In practice, that means:
- Use enterprise-grade access controls and identity management
- Define what data can be used, by role and sensitivity
- Provide templates for common tasks so employees don’t improvise risky behavior
- Create a review path for high-impact assistants (customer-facing, compliance-related)
BBVA’s example shows a basic truth: safety is easier when the official path is the path people actually want to use.
What U.S. tech leaders should copy from BBVA in 2026 planning
BBVA’s story lands at the perfect time for U.S. teams planning next year’s budgets. By late December, most roadmaps are being finalized—and AI can easily become a line item without a plan.
Here’s what I’d copy directly:
- Start with trust, not hype: governance and enablement are what make scale possible.

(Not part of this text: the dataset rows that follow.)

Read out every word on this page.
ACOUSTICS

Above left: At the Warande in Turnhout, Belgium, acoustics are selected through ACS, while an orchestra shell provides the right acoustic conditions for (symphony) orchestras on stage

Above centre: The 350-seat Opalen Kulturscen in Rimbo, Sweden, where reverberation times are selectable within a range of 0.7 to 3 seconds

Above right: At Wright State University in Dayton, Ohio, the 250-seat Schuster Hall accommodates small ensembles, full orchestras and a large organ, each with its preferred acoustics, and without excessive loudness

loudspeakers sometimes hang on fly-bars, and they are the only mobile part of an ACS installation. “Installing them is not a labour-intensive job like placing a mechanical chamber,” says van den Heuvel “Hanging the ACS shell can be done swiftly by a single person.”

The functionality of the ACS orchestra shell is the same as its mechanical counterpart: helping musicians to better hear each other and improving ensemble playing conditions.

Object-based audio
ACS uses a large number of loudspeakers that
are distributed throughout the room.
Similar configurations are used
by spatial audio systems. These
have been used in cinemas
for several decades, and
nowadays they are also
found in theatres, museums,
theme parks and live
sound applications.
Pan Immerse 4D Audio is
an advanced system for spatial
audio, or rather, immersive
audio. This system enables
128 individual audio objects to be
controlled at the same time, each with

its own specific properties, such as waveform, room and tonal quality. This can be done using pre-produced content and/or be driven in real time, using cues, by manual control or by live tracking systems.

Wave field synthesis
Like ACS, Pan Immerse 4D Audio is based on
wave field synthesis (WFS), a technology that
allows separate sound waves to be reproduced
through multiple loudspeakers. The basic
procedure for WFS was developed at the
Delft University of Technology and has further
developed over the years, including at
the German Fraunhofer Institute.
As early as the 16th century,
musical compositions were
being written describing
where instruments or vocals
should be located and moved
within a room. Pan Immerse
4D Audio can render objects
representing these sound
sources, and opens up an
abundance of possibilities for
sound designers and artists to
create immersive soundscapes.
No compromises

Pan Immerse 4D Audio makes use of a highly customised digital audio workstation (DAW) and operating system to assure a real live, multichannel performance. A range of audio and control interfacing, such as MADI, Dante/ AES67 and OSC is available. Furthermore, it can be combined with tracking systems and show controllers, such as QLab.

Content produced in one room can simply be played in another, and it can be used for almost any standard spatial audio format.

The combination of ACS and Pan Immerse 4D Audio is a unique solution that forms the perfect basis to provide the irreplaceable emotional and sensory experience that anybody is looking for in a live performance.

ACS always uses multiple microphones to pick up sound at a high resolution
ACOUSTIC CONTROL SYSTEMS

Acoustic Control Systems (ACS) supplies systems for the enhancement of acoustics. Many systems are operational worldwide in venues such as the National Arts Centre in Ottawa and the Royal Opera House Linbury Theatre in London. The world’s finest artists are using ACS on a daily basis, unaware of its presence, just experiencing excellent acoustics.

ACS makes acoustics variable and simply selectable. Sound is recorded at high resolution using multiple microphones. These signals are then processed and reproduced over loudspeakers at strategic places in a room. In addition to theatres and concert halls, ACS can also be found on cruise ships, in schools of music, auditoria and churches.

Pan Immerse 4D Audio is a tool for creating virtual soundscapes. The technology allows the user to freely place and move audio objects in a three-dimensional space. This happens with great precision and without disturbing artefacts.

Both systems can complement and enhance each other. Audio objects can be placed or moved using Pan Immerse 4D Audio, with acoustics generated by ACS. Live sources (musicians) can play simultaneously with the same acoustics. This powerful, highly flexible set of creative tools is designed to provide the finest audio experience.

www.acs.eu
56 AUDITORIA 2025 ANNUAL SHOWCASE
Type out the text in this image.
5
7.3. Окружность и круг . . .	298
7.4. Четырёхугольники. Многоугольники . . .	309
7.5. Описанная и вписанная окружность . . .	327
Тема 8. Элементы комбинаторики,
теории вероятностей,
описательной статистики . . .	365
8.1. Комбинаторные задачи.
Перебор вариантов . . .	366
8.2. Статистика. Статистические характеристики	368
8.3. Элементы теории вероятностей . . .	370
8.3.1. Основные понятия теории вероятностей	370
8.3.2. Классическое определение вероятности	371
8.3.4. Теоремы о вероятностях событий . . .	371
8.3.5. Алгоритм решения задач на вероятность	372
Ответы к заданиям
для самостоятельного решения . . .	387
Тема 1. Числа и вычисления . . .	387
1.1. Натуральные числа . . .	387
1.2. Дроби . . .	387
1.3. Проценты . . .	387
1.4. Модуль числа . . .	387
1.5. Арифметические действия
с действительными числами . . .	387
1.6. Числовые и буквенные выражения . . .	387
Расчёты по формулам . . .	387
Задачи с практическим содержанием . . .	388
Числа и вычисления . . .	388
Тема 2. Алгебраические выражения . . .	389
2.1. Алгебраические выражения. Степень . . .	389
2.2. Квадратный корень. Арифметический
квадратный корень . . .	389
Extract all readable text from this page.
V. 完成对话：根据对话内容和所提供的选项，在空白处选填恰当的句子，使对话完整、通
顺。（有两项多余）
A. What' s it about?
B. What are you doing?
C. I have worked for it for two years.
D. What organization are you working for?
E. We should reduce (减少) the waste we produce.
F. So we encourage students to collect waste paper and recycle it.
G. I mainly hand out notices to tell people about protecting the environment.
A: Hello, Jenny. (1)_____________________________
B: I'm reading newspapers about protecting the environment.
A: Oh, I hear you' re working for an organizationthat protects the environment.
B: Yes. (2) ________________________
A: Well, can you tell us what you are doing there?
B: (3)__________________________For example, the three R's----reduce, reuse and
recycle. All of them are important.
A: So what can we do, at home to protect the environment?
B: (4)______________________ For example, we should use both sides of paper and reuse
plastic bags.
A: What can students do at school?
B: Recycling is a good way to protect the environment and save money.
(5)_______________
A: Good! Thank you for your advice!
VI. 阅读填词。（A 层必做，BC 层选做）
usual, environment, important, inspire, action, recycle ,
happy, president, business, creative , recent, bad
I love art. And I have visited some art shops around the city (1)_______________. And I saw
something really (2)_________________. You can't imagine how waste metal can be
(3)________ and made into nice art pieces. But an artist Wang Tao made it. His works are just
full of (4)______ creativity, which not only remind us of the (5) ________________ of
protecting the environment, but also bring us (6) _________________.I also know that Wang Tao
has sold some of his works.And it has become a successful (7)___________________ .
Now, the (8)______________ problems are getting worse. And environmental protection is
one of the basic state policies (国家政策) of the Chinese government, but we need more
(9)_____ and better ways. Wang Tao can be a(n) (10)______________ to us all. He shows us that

- Scale early enough to see the signal: small pilots hide adoption issues and overfit to power users.
- Empower front lines: the people doing the work create the most useful assistants.
- Measure outcomes weekly: active usage plus cycle-time KPIs beat “number of experiments.”
If you’re building digital services in the United States—SaaS, fintech, marketplaces, IT services—this is the playbook for turning generative AI into operational capability.
What’s your next workflow that should drop from 10 minutes to 2?